No me recuerdas a nadie

Tenía solo cinco años cuando se estrenó Misterioso asesinato en Manhattan, por lo que supongo que llegó a mi vida tiempo después. Pongamos que ya tuviera doce cuando, en el videoclub del barrio, me pusiera de puntillas, leyera la sinopsis en la cinta VHS y agarrara el cartoncito pertinente. Me veo, como si fuera ayer, recitando -como la tabla del cinco- el DNI de mi hermana, la socia oficial. Pagaba y, con mi tesoro guardado en la mochila, entraba a Consum a por palomitas de microondas y Coca-Cola. A veces, completaba la merienda con pizza margarita congelada.

Esas primeras veces sola, mágicas, absolutamente salvajes en el sentido más inocente del adjetivo. Cantaba a voz en grito, saltaba encima del sofá y echaba a correr si, en el pasillo, una pizca de frío me recorría la nuca -fantasmas, pensaba-. Qué olvidable nos parece entonces todo lo inolvidable. Qué rápido nos deshacemos de esas tardes de películas -¡las primeras que pagamos nosotras! ¡las primeras que elegimos nosotras!-. Las doblamos como folios que ya no necesitamos; folios garabateados de arte abstracto, huecos infinitos que resuenan como viejas melodías. Todo se repite, dicen los padres. Eso ya lo he vivido, eso ya lo he olido, eso ya lo he escuchado. Pero se equivocan, puesto que nunca la misma nota cae sobre el mismo cuerpo. Cada alma, cada desafine y cada manera de mascar chicle, es única e intransferible.

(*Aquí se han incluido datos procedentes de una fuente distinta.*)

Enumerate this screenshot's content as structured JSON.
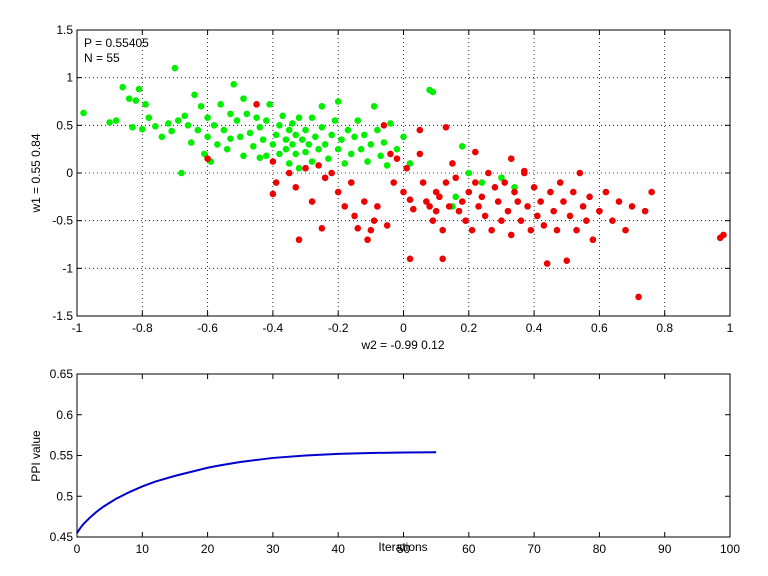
{
  "chart_data": [
    {
      "type": "scatter",
      "xlabel": "w2 = -0.99  0.12",
      "ylabel": "w1 = 0.55  0.84",
      "xlim": [
        -1,
        1
      ],
      "ylim": [
        -1.5,
        1.5
      ],
      "xticks": [
        "-1",
        "-0.8",
        "-0.6",
        "-0.4",
        "-0.2",
        "0",
        "0.2",
        "0.4",
        "0.6",
        "0.8",
        "1"
      ],
      "yticks": [
        "-1.5",
        "-1",
        "-0.5",
        "0",
        "0.5",
        "1",
        "1.5"
      ],
      "grid": true,
      "annotations": [
        "P = 0.55405",
        "N = 55"
      ],
      "colors": {
        "green": "#00ee00",
        "red": "#ee0000"
      },
      "series": [
        {
          "color": "#00ee00",
          "points": [
            [
              -0.98,
              0.63
            ],
            [
              -0.9,
              0.53
            ],
            [
              -0.88,
              0.55
            ],
            [
              -0.86,
              0.9
            ],
            [
              -0.84,
              0.78
            ],
            [
              -0.83,
              0.48
            ],
            [
              -0.82,
              0.76
            ],
            [
              -0.81,
              0.88
            ],
            [
              -0.8,
              0.46
            ],
            [
              -0.79,
              0.72
            ],
            [
              -0.78,
              0.58
            ],
            [
              -0.76,
              0.49
            ],
            [
              -0.74,
              0.38
            ],
            [
              -0.72,
              0.52
            ],
            [
              -0.71,
              0.44
            ],
            [
              -0.7,
              1.1
            ],
            [
              -0.69,
              0.55
            ],
            [
              -0.68,
              0.0
            ],
            [
              -0.67,
              0.6
            ],
            [
              -0.66,
              0.5
            ],
            [
              -0.65,
              0.32
            ],
            [
              -0.64,
              0.82
            ],
            [
              -0.63,
              0.45
            ],
            [
              -0.62,
              0.7
            ],
            [
              -0.61,
              0.2
            ],
            [
              -0.6,
              0.58
            ],
            [
              -0.6,
              0.38
            ],
            [
              -0.59,
              0.12
            ],
            [
              -0.58,
              0.5
            ],
            [
              -0.57,
              0.3
            ],
            [
              -0.56,
              0.72
            ],
            [
              -0.55,
              0.45
            ],
            [
              -0.54,
              0.25
            ],
            [
              -0.53,
              0.62
            ],
            [
              -0.52,
              0.93
            ],
            [
              -0.51,
              0.55
            ],
            [
              -0.5,
              0.38
            ],
            [
              -0.49,
              0.18
            ],
            [
              -0.49,
              0.78
            ],
            [
              -0.48,
              0.62
            ],
            [
              -0.47,
              0.42
            ],
            [
              -0.46,
              0.28
            ],
            [
              -0.45,
              0.58
            ],
            [
              -0.44,
              0.48
            ],
            [
              -0.43,
              0.35
            ],
            [
              -0.42,
              0.55
            ],
            [
              -0.42,
              0.18
            ],
            [
              -0.41,
              0.72
            ],
            [
              -0.4,
              0.3
            ],
            [
              -0.39,
              0.4
            ],
            [
              -0.38,
              0.5
            ],
            [
              -0.38,
              0.2
            ],
            [
              -0.37,
              0.6
            ],
            [
              -0.36,
              0.35
            ],
            [
              -0.36,
              0.25
            ],
            [
              -0.35,
              0.45
            ],
            [
              -0.35,
              0.1
            ],
            [
              -0.34,
              0.52
            ],
            [
              -0.34,
              0.3
            ],
            [
              -0.33,
              0.4
            ],
            [
              -0.33,
              0.2
            ],
            [
              -0.32,
              0.58
            ],
            [
              -0.32,
              0.05
            ],
            [
              -0.31,
              0.35
            ],
            [
              -0.3,
              0.45
            ],
            [
              -0.3,
              0.22
            ],
            [
              -0.29,
              0.3
            ],
            [
              -0.28,
              0.58
            ],
            [
              -0.28,
              0.12
            ],
            [
              -0.27,
              0.38
            ],
            [
              -0.26,
              0.25
            ],
            [
              -0.25,
              0.48
            ],
            [
              -0.25,
              0.7
            ],
            [
              -0.24,
              0.3
            ],
            [
              -0.23,
              0.15
            ],
            [
              -0.22,
              0.4
            ],
            [
              -0.21,
              0.55
            ],
            [
              -0.2,
              0.25
            ],
            [
              -0.2,
              0.75
            ],
            [
              -0.19,
              0.35
            ],
            [
              -0.18,
              0.1
            ],
            [
              -0.17,
              0.45
            ],
            [
              -0.16,
              0.2
            ],
            [
              -0.15,
              0.38
            ],
            [
              -0.14,
              0.55
            ],
            [
              -0.13,
              0.25
            ],
            [
              -0.12,
              0.4
            ],
            [
              -0.11,
              0.12
            ],
            [
              -0.1,
              0.3
            ],
            [
              -0.09,
              0.7
            ],
            [
              -0.08,
              0.45
            ],
            [
              -0.07,
              0.18
            ],
            [
              -0.06,
              0.32
            ],
            [
              -0.05,
              0.08
            ],
            [
              -0.04,
              0.52
            ],
            [
              -0.02,
              0.25
            ],
            [
              0.0,
              0.38
            ],
            [
              0.02,
              0.1
            ],
            [
              0.08,
              0.87
            ],
            [
              0.09,
              0.85
            ],
            [
              0.15,
              -0.35
            ],
            [
              0.16,
              -0.25
            ],
            [
              0.18,
              0.28
            ],
            [
              0.2,
              0.0
            ],
            [
              0.24,
              -0.1
            ],
            [
              0.3,
              -0.05
            ],
            [
              0.34,
              -0.15
            ],
            [
              -0.44,
              0.16
            ],
            [
              -0.53,
              0.36
            ]
          ]
        },
        {
          "color": "#ee0000",
          "points": [
            [
              -0.45,
              0.72
            ],
            [
              -0.6,
              0.15
            ],
            [
              -0.4,
              0.12
            ],
            [
              -0.39,
              -0.1
            ],
            [
              -0.4,
              -0.22
            ],
            [
              -0.35,
              0.0
            ],
            [
              -0.33,
              -0.15
            ],
            [
              -0.32,
              -0.7
            ],
            [
              -0.3,
              0.05
            ],
            [
              -0.28,
              -0.3
            ],
            [
              -0.26,
              0.08
            ],
            [
              -0.24,
              -0.05
            ],
            [
              -0.22,
              0.0
            ],
            [
              -0.2,
              -0.2
            ],
            [
              -0.18,
              -0.35
            ],
            [
              -0.16,
              -0.1
            ],
            [
              -0.15,
              -0.45
            ],
            [
              -0.14,
              -0.58
            ],
            [
              -0.12,
              -0.3
            ],
            [
              -0.11,
              -0.7
            ],
            [
              -0.1,
              -0.6
            ],
            [
              -0.09,
              -0.5
            ],
            [
              -0.08,
              -0.35
            ],
            [
              -0.06,
              0.5
            ],
            [
              -0.05,
              -0.55
            ],
            [
              -0.04,
              0.2
            ],
            [
              -0.03,
              -0.1
            ],
            [
              -0.02,
              0.15
            ],
            [
              0.0,
              -0.2
            ],
            [
              0.01,
              0.05
            ],
            [
              0.02,
              -0.28
            ],
            [
              0.02,
              -0.9
            ],
            [
              0.03,
              -0.38
            ],
            [
              0.05,
              0.2
            ],
            [
              0.06,
              -0.1
            ],
            [
              0.07,
              -0.3
            ],
            [
              0.08,
              -0.35
            ],
            [
              0.09,
              -0.5
            ],
            [
              0.1,
              -0.2
            ],
            [
              0.1,
              -0.4
            ],
            [
              0.11,
              -0.25
            ],
            [
              0.12,
              -0.6
            ],
            [
              0.13,
              -0.1
            ],
            [
              0.14,
              -0.35
            ],
            [
              0.15,
              0.1
            ],
            [
              0.16,
              -0.05
            ],
            [
              0.17,
              -0.4
            ],
            [
              0.18,
              -0.3
            ],
            [
              0.19,
              -0.5
            ],
            [
              0.2,
              -0.2
            ],
            [
              0.21,
              -0.6
            ],
            [
              0.22,
              -0.1
            ],
            [
              0.23,
              -0.35
            ],
            [
              0.24,
              -0.25
            ],
            [
              0.25,
              -0.45
            ],
            [
              0.26,
              0.0
            ],
            [
              0.27,
              -0.6
            ],
            [
              0.28,
              -0.15
            ],
            [
              0.29,
              -0.3
            ],
            [
              0.3,
              -0.5
            ],
            [
              0.31,
              -0.1
            ],
            [
              0.32,
              -0.4
            ],
            [
              0.33,
              -0.65
            ],
            [
              0.34,
              -0.2
            ],
            [
              0.35,
              -0.3
            ],
            [
              0.36,
              -0.5
            ],
            [
              0.37,
              0.0
            ],
            [
              0.38,
              -0.35
            ],
            [
              0.39,
              -0.6
            ],
            [
              0.4,
              -0.15
            ],
            [
              0.41,
              -0.45
            ],
            [
              0.42,
              -0.3
            ],
            [
              0.43,
              -0.55
            ],
            [
              0.44,
              -0.95
            ],
            [
              0.45,
              -0.2
            ],
            [
              0.46,
              -0.4
            ],
            [
              0.47,
              -0.6
            ],
            [
              0.48,
              -0.1
            ],
            [
              0.49,
              -0.3
            ],
            [
              0.5,
              -0.92
            ],
            [
              0.51,
              -0.45
            ],
            [
              0.52,
              -0.2
            ],
            [
              0.53,
              -0.6
            ],
            [
              0.54,
              0.0
            ],
            [
              0.55,
              -0.35
            ],
            [
              0.56,
              -0.5
            ],
            [
              0.57,
              -0.25
            ],
            [
              0.58,
              -0.7
            ],
            [
              0.6,
              -0.4
            ],
            [
              0.62,
              -0.2
            ],
            [
              0.64,
              -0.5
            ],
            [
              0.66,
              -0.3
            ],
            [
              0.68,
              -0.6
            ],
            [
              0.7,
              -0.35
            ],
            [
              0.72,
              -1.3
            ],
            [
              0.74,
              -0.4
            ],
            [
              0.76,
              -0.2
            ],
            [
              0.98,
              -0.65
            ],
            [
              0.97,
              -0.68
            ],
            [
              0.13,
              0.48
            ],
            [
              0.22,
              0.22
            ],
            [
              0.33,
              0.15
            ],
            [
              0.37,
              0.02
            ],
            [
              -0.25,
              -0.58
            ],
            [
              0.12,
              -0.9
            ],
            [
              0.05,
              0.45
            ]
          ]
        }
      ]
    },
    {
      "type": "line",
      "xlabel": "Iterations",
      "ylabel": "PPI value",
      "xlim": [
        0,
        100
      ],
      "ylim": [
        0.45,
        0.65
      ],
      "xticks": [
        "0",
        "10",
        "20",
        "30",
        "40",
        "50",
        "60",
        "70",
        "80",
        "90",
        "100"
      ],
      "yticks": [
        "0.45",
        "0.5",
        "0.55",
        "0.6",
        "0.65"
      ],
      "grid": false,
      "series": [
        {
          "color": "#0000cc",
          "x": [
            0,
            0.5,
            1,
            2,
            3,
            4,
            5,
            6,
            8,
            10,
            12,
            15,
            18,
            20,
            22,
            25,
            28,
            30,
            35,
            40,
            45,
            50,
            55
          ],
          "y": [
            0.455,
            0.461,
            0.466,
            0.474,
            0.481,
            0.487,
            0.492,
            0.497,
            0.505,
            0.512,
            0.518,
            0.525,
            0.531,
            0.535,
            0.538,
            0.542,
            0.545,
            0.547,
            0.55,
            0.552,
            0.5531,
            0.5537,
            0.55405
          ]
        }
      ]
    }
  ]
}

Mis folios, los que escribí aquellas horas de guiones fabulosos, de cara a un televisor común dentro de un piso corriente, se perdieron. O eso creí. En realidad, se quedaron enganchados entre el primer y el segundo cajón de mi mesita de noche. Porque esa chiquilla, la que temía que llamaran al timbre comerciales de telefonía o Testigos de Jehová, o que su hermana tardara -y no la pillara fresca para contarle los chismes del colegio- o que su madre hubiera tenido una jornada de asco y estuviera triste -me gusta mucho decir “de asco”, como la lasaña “asco” prefabricada o la ensalada “asco” de Florette-, sigue aquí.

Anoche, cuando leí que Diane Keaton había fallecido, sé que no solo lloré por la tristeza de su pérdida, sino por la alegría de mi encuentro. Sigo ilusionándome tan alto que el taburete ridículo de mi cocina no alcanza. Sigo cerrando los ojos y viendo praderas, cielos rosas y miles de comienzos; a Audrey Hepburn bajo la lluvia, sosteniendo a su gato sin nombre, a Lucy saltando a las vías del metro y al Primer Ministro bailando Jump for my love. Sigo acordándome -incluso- de tanto en tanto de Amélie, sin saber por qué, y me gustaría decirle que nunca son tiempos difíciles para los soñadores.

Sigo enamorándome de las hojas amarillas, de las mujeres con corbata y de las sonrisas que sé que he visto, pero no sé dónde. O sí.

Sí lo sé.

A mí, la sonrisa de Diane me recuerda a esa felicidad que te suena de algo y luego caes: ¡Pues claro! ¡Es porque yo también la he vivido!

Es poesía.

Y fuerza.

(¿Acaso no son los mismo?)

Si algo he aprendido de las mujeres como Diane es que, Cuando menos te lo esperas, la vida te cambia para bien.

Y llevaba demasiados días pensando que solo puede cambiar para mal.

Así que gracias por la esperanza.

O, como me gusta decir desde el 30 de agosto -esto solo lo entenderán muy pocas-, gracias por esa última luz encendida.